Sehr geehrte Damen und Herren der Universität Zürich
Sehr geehrte Vertreterinnen und Vertreter der Religionsgemeinschaften und Kirchen
Sehr geehrte Gäste aus Bildung und Politik

Regierungsrat Mario Fehr bei seinem Grusswort in der Aula der UZH. (Bild: Caroline Krajcir)

Es ist mir Freude und Ehre, heute einige Worte an Sie alle, geschätzte Damen und Herren, richten zu dürfen.

Heute ist ein Tag zum Feiern. Wir feiern:  

  • Die Zeit, in der Zürich das Zentrum der Reformation war; 
  • Die Zeit, in der bis heute Bedeutsames geschah. 
  • Die Zeit des Umbruchs, dessen Zentrum Zürich als Wohnort Zwinglis war. 

Vor 500 Jahren war Zürich der «Hotspot» für Veränderungen – konzentriert, dicht, schnell und nachhaltig. Zwingli war zur richtigen Zeit am richtigen Ort – nicht nur mit seinen theologischen Ideen, sondern auch mit seinen politischen Neuerungen. Dieses Bild von Zürich als dynamischer Platz gefällt mir sehr. Vieles von damals zählt noch heute: Zwinglis Errungenschaften und die seiner Weggefährten wirken nach, in unserer Gesellschaft, für unser Zusammenleben im Kanton Zürich und in der Politik. 

Viele Orte in Zürich zeugen von der Geschichte: gleich neben dem ehemaligen jüdischen «Schtetl», der damaligen Judengasse, sind in der Froschaugasse noch heute die Räumlichkeiten der Druckerei Froschauer zu finden. Hier druckten Froschauer und seine Männer die «Froschauer Bibel» UND In diesen Räumen fand auch das legendäre Wurstessen (9.3.1522) gegen die Zwänge der Fastenzeit statt, an dem Zwingli zwar teilnahm, aber dann doch nicht von der kredenzten Wurst ass.

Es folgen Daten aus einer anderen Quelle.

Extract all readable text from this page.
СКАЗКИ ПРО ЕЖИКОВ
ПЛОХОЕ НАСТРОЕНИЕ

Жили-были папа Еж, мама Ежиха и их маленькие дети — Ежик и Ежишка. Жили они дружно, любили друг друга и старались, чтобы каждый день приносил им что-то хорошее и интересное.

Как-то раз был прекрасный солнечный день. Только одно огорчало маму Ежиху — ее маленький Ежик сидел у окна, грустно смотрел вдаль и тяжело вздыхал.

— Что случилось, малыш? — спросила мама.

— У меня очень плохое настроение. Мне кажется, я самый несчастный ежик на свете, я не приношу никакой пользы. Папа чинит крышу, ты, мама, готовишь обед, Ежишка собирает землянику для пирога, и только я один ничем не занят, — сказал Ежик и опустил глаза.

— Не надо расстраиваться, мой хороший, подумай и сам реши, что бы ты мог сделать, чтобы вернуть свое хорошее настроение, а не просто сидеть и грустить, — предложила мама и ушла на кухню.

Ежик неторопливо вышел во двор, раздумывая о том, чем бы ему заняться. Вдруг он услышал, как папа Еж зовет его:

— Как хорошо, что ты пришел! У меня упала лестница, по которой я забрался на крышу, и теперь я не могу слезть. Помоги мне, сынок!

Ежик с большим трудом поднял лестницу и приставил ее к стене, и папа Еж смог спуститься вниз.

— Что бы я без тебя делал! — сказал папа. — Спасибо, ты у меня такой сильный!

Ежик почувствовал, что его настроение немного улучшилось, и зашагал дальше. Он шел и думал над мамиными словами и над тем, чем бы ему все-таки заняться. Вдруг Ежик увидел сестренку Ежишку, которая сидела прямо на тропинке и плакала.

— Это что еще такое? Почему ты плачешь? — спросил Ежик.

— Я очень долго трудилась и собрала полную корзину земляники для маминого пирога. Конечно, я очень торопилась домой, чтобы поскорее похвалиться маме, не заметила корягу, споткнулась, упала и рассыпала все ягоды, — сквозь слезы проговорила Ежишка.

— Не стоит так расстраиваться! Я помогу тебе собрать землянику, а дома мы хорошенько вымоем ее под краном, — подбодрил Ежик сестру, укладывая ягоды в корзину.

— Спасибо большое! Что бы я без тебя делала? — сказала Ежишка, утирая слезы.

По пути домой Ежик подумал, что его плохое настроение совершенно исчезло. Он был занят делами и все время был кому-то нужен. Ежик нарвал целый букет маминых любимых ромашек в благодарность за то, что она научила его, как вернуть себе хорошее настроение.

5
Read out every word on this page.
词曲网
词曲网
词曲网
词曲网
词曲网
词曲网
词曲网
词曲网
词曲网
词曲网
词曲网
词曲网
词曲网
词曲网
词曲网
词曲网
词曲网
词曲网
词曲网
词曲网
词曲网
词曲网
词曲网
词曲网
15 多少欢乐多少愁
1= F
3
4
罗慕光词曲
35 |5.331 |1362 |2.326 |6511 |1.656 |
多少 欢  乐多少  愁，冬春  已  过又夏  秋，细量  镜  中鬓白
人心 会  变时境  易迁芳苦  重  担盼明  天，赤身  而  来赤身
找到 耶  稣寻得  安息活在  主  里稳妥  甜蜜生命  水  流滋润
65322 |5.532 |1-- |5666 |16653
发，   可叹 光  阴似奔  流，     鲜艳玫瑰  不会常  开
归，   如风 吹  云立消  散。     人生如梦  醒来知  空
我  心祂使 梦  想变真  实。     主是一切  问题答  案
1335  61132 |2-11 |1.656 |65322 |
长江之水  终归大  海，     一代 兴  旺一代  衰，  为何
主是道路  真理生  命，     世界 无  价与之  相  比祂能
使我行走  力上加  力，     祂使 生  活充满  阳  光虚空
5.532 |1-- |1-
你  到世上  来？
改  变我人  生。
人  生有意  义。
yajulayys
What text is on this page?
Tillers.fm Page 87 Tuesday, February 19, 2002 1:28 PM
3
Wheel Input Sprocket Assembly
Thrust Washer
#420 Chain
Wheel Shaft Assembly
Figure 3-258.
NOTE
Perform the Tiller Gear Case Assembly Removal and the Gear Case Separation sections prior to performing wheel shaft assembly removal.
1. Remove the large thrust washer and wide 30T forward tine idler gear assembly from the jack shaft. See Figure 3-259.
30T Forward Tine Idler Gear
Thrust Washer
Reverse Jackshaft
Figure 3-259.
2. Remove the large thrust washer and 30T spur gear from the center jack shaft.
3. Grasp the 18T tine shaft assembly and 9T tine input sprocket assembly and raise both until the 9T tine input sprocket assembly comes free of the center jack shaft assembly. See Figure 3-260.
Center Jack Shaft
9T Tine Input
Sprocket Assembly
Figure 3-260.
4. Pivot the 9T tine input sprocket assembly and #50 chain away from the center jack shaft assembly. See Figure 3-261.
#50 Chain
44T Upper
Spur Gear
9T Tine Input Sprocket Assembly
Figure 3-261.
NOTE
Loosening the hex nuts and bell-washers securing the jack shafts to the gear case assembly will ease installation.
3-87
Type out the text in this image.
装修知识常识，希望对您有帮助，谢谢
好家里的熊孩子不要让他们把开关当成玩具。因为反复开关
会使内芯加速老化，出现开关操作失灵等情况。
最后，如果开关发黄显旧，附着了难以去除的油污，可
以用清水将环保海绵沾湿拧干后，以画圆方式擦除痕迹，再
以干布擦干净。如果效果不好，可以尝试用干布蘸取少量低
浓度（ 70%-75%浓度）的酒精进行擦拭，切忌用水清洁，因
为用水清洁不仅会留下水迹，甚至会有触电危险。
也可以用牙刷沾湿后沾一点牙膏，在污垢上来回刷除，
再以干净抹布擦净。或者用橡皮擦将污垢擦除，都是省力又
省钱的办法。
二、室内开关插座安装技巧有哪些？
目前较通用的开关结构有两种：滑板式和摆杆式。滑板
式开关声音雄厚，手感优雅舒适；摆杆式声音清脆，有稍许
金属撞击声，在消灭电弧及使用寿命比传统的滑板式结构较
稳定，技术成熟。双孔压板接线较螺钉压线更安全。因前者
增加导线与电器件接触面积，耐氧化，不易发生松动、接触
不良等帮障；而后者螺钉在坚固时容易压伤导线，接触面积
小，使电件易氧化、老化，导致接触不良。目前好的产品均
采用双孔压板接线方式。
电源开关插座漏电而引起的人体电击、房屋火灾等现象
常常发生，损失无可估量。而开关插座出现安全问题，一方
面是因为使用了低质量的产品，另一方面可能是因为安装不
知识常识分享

Dabei, ohne dabei zu sein: Diplomat oder Politiker? 

Als Politiker und überzeugter Christ möchte ich zwei Errungenschaften Zwinglis hervorheben: 

  1. Das schon vor 500 Jahren begründete Verhältnis von Kirche und Staat.
  2. Die Rolle der anerkannten Kirchen und Glaubensgemeinschaften, die mit ihren vielfältigen Leistungen soziale und emotionale Bedürfnisse der Gesellschaft erfüllen. 

Die starke Verbindung von Kirche und Staat geht auf Zwingli als Mann mit grossem politischem Instinkt zurück. Die Erkenntnis, dass es gemeinsam besser geht, Hand in Hand, müssen schon damals die Zürcher Ratsherren und Zwingli gehabt haben. Für sie stand die Gemeinschaft oder das Kollektiv im Zentrum. Schon zu Zeiten der «Prophezey», als Bildung in den Vordergrund rückte, als in Zürich öffentlich disputiert, die Bibel interpretiert und neu übersetzt wurde, traf der Zürcher Stadtrat vernünftige Entscheide – wie heute der Regierungsrat zumindest meistens. Der damalige Rat setzte Ideen um, die rund um die Kirchenvertreter entstanden waren. War Zwingli Berater, vielleicht Lobbyist oder einfach guter Politiker? Auf jeden Fall war er ein starker Kämpfer für sein Anliegen rund um die «Reformation».  

Heute geht es nicht mehr um die einzig wahre oder richtige, neue oder alte Religion. Wir leben – zum Glück – in einer offenen, freiheitlichen Gesellschaft.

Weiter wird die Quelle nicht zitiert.